Recommendations brought to you by the health communication experts behind Infodemiology.com.
Recommendations for public health professionals
Each week, the Infodemiology.com team will provide messaging recommendations in response to some of the trending narratives outlined above. These helpful tips can be used when creating content, updating web and FAQ pages, and developing strategy for messaging about opioids.
In response to conversations about fentanyl, a potent opioid that is involved in most U.S. overdose deaths, communicators may explain that fentanyl test strips help people determine whether their drugs contain fentanyl so they can make educated decisions about drug use. Messaging may emphasize that the only way to know for sure if a drug contains fentanyl is to test the entire batch. Fentanyl test strips are not legal everywhere, so ensuring that messaging reflects your state’s drug checking equipment laws is recommended. Communicators may also explain that experts attribute the recent decline in overdose deaths to the availability of naloxone, often sold under the brand name Narcan. This lifesaving medication can reverse an overdose on fentanyl and other opioids, and anyone can carry and administer it. Naloxone may be available for free through local harm reduction programs, and people can also purchase it at some grocery stores and convenience stores, online, and over the counter at pharmacies.

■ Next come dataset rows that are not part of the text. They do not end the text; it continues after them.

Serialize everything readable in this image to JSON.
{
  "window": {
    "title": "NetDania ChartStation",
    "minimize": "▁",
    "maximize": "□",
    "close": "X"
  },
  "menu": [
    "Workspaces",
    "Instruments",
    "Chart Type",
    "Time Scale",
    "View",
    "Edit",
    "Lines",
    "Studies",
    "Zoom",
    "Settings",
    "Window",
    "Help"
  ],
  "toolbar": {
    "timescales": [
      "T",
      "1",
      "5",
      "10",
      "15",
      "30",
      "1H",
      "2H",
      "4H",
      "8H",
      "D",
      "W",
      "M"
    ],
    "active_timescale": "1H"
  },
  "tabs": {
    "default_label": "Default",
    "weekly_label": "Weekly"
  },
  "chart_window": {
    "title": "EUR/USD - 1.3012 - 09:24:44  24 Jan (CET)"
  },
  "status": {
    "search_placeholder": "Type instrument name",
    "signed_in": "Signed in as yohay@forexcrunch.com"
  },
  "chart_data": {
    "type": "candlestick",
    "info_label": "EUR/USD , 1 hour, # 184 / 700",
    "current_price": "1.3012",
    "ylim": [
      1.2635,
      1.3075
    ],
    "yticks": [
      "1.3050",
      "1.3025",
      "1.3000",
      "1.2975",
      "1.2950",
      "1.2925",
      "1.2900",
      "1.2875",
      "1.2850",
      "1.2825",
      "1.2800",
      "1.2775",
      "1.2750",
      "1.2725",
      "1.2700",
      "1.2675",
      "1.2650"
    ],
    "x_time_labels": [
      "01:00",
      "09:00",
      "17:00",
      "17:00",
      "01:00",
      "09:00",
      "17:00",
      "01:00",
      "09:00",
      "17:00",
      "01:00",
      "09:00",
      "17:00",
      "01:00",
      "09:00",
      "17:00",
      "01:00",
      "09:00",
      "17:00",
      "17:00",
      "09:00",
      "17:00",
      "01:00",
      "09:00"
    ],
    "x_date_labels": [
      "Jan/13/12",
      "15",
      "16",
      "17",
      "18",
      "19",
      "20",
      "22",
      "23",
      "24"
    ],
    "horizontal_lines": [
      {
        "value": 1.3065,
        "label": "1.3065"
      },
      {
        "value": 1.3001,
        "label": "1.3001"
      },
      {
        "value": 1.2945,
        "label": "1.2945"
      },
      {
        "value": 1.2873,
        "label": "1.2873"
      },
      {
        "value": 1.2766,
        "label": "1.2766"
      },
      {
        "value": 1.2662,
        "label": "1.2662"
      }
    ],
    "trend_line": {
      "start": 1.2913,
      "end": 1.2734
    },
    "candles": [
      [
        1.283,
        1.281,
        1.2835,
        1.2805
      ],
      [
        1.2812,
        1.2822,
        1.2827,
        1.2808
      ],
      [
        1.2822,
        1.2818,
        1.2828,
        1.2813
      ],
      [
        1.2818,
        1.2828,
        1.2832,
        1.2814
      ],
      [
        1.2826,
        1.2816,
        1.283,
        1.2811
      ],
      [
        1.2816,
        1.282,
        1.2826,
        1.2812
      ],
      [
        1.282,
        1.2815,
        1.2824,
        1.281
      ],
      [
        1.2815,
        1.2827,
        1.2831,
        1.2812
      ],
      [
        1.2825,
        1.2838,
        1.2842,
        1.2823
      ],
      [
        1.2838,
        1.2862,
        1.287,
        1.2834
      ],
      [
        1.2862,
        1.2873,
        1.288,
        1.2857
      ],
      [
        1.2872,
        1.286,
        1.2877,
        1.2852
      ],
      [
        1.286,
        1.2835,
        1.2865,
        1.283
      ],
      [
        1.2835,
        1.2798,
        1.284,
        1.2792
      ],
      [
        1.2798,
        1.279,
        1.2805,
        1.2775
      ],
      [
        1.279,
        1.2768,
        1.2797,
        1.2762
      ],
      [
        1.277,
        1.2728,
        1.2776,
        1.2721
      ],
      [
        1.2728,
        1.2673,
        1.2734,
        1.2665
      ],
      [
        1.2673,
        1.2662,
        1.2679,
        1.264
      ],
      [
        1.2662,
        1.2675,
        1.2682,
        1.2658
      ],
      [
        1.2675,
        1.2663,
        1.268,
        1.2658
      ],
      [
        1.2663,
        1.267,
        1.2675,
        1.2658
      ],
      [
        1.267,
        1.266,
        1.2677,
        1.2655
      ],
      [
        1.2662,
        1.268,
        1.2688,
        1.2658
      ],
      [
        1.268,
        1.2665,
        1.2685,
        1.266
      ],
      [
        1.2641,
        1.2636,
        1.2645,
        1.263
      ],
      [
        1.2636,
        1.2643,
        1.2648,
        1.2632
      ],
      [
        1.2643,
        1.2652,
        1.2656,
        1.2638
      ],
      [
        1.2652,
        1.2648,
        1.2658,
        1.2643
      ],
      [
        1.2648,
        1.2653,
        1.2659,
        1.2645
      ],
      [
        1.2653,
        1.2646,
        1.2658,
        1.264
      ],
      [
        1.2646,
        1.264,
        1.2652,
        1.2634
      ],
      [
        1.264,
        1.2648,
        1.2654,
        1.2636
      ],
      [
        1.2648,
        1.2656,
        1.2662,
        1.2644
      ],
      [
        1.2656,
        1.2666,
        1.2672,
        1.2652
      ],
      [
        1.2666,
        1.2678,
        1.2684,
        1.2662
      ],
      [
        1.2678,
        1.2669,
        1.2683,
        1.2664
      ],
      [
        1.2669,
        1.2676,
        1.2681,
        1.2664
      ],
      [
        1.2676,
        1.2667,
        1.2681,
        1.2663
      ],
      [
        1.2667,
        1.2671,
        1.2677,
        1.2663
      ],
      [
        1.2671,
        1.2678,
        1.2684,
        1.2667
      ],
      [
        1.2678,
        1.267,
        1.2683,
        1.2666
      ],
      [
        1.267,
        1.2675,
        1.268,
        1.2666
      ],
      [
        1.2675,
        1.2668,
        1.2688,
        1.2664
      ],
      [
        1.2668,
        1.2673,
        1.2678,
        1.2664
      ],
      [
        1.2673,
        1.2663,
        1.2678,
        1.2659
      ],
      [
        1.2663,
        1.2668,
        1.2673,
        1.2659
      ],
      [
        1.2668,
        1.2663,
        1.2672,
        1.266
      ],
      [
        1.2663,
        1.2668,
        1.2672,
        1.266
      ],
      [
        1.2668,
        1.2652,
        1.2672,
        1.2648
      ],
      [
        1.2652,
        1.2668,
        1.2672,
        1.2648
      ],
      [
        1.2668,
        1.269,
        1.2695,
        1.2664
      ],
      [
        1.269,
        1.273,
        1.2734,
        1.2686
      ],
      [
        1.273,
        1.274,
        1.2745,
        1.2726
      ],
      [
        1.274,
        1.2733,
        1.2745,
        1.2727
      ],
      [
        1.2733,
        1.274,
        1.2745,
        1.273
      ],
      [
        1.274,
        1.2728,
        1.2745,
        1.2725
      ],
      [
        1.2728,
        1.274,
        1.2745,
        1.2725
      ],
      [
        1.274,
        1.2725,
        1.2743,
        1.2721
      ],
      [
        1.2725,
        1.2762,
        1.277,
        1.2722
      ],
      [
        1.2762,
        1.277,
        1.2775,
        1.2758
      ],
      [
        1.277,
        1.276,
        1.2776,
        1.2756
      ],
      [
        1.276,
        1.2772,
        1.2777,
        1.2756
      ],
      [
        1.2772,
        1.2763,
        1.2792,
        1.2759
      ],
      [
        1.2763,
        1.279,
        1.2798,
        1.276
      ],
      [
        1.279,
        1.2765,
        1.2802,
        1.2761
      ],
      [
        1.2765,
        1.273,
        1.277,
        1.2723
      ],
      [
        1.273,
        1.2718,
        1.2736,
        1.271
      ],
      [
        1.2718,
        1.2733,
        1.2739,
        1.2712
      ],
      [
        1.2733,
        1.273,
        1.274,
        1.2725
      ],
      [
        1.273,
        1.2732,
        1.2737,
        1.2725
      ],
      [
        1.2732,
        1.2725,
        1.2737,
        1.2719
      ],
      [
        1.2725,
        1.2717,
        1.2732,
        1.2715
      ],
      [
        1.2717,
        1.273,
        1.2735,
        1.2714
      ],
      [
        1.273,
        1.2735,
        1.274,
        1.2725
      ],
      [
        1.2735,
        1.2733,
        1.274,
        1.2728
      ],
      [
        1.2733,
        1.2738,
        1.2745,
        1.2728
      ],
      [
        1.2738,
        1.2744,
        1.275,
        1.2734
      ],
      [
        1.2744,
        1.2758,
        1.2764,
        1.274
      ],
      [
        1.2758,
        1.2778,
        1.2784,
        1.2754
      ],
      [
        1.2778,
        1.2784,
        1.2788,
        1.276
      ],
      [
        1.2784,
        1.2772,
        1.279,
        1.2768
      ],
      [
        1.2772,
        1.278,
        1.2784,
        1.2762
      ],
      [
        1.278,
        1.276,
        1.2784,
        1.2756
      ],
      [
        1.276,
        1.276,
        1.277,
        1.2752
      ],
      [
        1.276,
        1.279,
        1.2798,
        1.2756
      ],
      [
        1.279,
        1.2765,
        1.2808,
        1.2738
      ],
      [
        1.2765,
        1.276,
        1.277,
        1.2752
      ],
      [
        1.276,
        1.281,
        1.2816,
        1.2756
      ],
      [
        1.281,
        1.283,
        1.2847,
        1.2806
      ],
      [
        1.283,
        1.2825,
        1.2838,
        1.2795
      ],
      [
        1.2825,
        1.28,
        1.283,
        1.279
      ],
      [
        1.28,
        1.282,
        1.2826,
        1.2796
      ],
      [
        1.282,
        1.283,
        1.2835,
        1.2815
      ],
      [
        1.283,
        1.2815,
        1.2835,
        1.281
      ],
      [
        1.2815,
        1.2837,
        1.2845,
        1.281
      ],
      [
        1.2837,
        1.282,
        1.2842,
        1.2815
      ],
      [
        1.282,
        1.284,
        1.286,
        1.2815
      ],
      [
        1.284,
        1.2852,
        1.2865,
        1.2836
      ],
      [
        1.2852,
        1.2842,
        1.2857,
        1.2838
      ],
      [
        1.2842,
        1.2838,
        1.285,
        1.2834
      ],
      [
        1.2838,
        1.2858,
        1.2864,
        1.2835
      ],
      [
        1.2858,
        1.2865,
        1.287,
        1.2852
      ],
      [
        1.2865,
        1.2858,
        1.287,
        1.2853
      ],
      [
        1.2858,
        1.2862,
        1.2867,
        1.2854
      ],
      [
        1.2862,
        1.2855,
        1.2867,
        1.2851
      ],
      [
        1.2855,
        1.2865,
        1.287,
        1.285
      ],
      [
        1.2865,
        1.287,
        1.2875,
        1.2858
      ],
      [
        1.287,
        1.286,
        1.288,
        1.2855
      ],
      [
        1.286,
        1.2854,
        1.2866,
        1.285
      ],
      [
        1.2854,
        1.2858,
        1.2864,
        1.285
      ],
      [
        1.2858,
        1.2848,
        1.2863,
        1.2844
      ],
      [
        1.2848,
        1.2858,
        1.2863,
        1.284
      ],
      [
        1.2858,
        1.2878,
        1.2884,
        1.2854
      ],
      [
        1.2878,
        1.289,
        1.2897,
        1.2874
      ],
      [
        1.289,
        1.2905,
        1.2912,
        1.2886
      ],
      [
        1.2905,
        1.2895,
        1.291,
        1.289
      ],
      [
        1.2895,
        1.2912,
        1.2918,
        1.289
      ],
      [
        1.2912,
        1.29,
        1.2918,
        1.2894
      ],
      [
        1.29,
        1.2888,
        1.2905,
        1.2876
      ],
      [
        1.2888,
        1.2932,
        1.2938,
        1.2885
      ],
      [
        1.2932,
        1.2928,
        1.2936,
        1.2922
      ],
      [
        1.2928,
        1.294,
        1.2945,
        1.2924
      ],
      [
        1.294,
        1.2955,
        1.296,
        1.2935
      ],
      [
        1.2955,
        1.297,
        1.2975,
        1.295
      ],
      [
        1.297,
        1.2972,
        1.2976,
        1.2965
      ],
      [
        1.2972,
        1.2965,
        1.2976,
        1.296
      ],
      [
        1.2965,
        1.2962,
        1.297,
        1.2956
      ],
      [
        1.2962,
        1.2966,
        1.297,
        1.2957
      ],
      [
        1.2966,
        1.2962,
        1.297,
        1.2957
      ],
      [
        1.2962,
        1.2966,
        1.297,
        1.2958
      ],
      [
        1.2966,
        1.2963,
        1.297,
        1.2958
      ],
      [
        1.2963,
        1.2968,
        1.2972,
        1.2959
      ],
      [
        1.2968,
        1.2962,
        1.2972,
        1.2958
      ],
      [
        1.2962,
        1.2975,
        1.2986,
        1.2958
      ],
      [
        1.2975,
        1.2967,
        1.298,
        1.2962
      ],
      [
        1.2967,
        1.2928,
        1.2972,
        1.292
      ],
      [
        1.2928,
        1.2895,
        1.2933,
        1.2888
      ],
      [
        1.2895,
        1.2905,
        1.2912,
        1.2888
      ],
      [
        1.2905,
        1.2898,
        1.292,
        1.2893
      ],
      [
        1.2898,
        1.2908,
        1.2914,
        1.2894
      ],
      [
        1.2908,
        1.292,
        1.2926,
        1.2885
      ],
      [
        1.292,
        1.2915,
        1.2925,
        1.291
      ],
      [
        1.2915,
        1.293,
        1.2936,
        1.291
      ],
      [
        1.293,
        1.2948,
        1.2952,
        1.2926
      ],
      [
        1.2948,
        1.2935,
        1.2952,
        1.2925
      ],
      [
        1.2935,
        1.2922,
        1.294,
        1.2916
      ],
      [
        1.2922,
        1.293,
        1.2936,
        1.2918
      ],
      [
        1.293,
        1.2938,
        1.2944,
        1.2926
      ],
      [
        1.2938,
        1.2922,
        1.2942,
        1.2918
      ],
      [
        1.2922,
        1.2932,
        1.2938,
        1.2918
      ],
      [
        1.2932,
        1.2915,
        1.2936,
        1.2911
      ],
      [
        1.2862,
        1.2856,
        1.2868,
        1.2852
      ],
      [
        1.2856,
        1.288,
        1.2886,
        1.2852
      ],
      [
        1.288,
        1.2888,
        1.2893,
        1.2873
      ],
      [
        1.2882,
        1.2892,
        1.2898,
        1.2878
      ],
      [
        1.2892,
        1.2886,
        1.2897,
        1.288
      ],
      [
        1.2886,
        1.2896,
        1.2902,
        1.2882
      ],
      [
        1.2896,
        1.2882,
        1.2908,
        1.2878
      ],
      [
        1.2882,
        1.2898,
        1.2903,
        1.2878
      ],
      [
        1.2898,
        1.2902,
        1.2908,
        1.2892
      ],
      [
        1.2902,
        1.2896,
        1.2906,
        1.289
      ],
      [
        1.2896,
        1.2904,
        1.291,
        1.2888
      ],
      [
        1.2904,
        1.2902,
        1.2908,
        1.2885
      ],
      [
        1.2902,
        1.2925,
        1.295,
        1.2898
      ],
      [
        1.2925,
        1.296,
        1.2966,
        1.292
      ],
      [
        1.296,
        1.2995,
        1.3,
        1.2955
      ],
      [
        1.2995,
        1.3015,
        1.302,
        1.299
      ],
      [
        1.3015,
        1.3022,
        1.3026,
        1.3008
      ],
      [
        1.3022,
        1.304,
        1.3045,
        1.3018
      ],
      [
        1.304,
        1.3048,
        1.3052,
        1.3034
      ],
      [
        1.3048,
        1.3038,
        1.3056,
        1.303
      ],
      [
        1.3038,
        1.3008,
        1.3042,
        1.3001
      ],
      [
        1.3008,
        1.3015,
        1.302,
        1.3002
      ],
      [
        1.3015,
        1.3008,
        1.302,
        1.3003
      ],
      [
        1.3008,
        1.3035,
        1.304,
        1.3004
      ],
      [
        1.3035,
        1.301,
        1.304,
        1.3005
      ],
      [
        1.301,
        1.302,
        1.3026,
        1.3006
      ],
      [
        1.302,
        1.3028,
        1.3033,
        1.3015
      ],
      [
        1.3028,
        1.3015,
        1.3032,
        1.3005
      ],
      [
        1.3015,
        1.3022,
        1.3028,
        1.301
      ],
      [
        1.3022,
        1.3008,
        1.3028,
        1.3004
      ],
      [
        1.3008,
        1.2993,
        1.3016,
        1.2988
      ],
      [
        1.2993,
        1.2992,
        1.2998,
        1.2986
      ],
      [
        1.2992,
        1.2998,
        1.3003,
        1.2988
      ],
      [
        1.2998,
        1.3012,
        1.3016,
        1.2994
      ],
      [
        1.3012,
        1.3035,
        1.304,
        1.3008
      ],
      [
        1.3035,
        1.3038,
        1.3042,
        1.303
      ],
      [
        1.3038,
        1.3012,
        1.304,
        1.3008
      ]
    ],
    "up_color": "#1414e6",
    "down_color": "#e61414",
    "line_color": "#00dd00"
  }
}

Conversations about how to respond to a suspected opioid overdose provide an opportunity to highlight the signs of an opioid overdose. Messaging may emphasize that bystanders witnessing a possible overdose should dial 911, administer naloxone, check for breathing, perform CPR if trained in it or if instructed by a 911 operator, and stay with the person until emergency services arrive. If overdose symptoms do not resolve, give additional doses of naloxone every two to three minutes until the person begins to breathe normally or until help arrives. It is safe to administer naloxone even if a person is not overdosing or is not overdosing on opioids. Messaging may note that many states have Good Samaritan laws that protect people who are overdosing and those assisting them from certain legal penalties. Messaging may also emphasize that you do not need specific medical training in order to carry or administer naloxone. Sharing instructions on how to use naloxone is recommended.
Given discussions about OUD treatment, communicators may explain that OUD treatment varies depending on a person’s individual needs. It may include counseling, medication, peer support, and in-patient rehabilitation. Medication for OUD has been shown to reduce opioid use, prevent overdose deaths, and prevent behaviors that could lead to the spread of infectious diseases. Sharing information about local drug treatment centers, recovery groups, therapist directories, and SAMHSA’s National Helpline (1-800-662-HELP), which connects people to treatment, is recommended. Communicators may also want to share information about local harm reduction programs, which offer services that prevent overdose deaths and connect people to treatment when they are ready.